A potential diagnostic aid in primary care is the assessment of patients by measuring plasma concentrations of brain natriuretic peptide. However, data on the validity of brain natriuretic peptide are conflicting. Brain natriuretic peptide testing had a sensitivity of 97%, a specificity of 84%, a positive predictive value of 70%, and a negative predictive value of 98% in 106 patients with symptoms of recent onset who were referred to a rapid access heart failure clinic.12 Similar predictive performance for the peptide was reported both in patients with confirmed left ventricular systolic dysfunction (the commonest cause of heart failure) in a population of 1653 adults aged between 25 and 75 years who were screened in Glasgow, an area with high rates of cardiovascular disease,13 and in another paper in the BMJ in which 155 patients aged over 75 were screened in primary care.14 However, these studies were small, and a study of 134 patients who were stable after a myocardial infarction found that brain natriuretic peptide could not predict the presence of mild to moderate left ventricular systolic dysfunction compared with normal function (McClure SJ et al, 20th Congress of the European Society of Cardiology, Vienna, 1998).
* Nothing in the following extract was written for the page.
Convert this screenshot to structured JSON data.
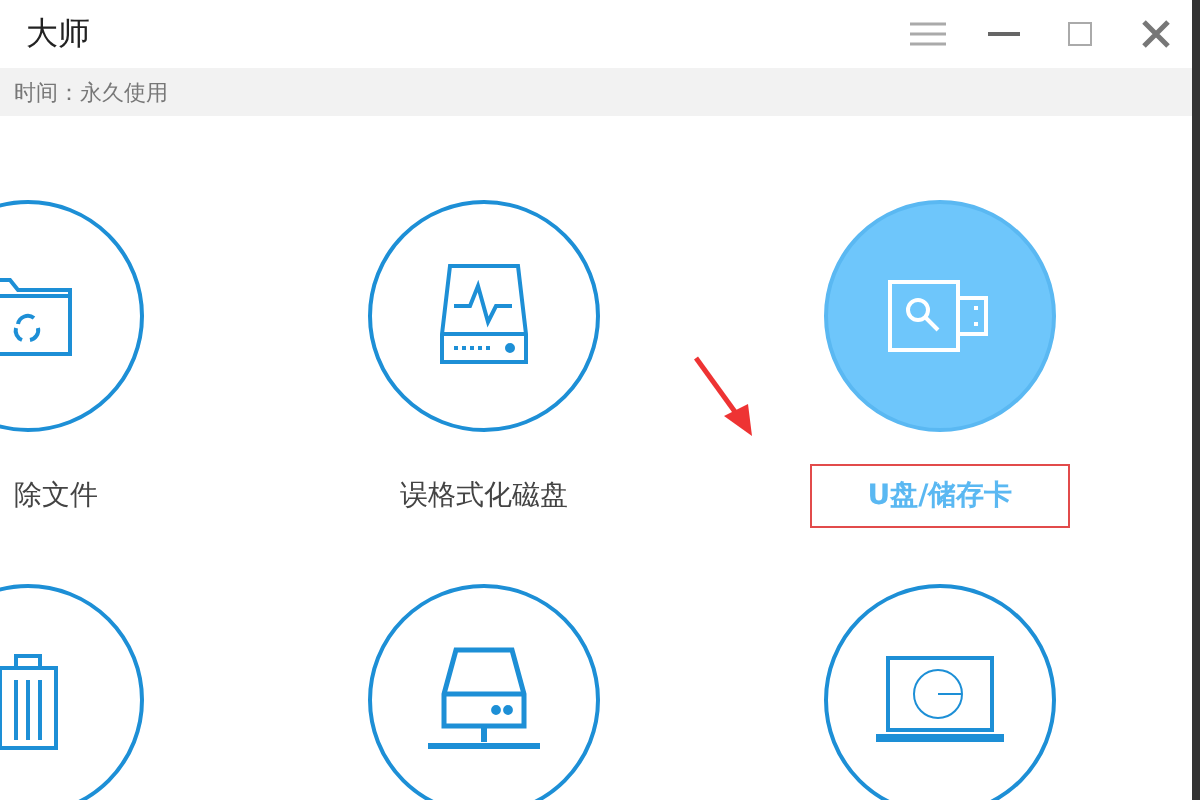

For 126 patients in general practice who were referred to an echocardiography clinic, in another recent paper in the BMJ, there was only a small diagnostic advantage in adding brain natriuretic peptide to standard investigations of electrocardiography and chest radiographs, although 1 in 7 patients was given a false negative diagnosis.15 However, these latter findings contrast with a negative predictive value of 98% reported in an accompanying paper on brain natriuretic peptide that appeared in the same issue.14
So which data are correct? Obviously, more research is needed before brain natriuretic peptide becomes a routine assay. The most likely initial application will be in triaging symptomatic adults for echocardiography on the basis of a positive test; a negative result is likely to exclude a diagnosis of heart failure. The assay's performance characteristics are likely to preclude its use in screening healthy populations because of the lower positive predictive value of the test. A comparatively high prior probability of heart failure in certain groups at risk (those who have had heart attacks or who have hypertension or diabetes) may make selective screening in these populations worthy of further study. It is possible that brain natriuretic peptide could be used to guide treatment analogous to the use of glycated haemoglobin in the follow up of patients with diabetes.16
Primary care physicians need structured approaches to diagnosing heart failure; these approaches should involve stratifying patients into risk groups and assessing them with objective tests. In many cases, there is no immediate alternative to echocardiography to confirm the diagnosis and determine the aetiology. However, the brain natriuretic peptide assay holds an exciting potential to determine who should be listed for echocardiography, with the possibility that it can aid in treatment and predicting prognosis.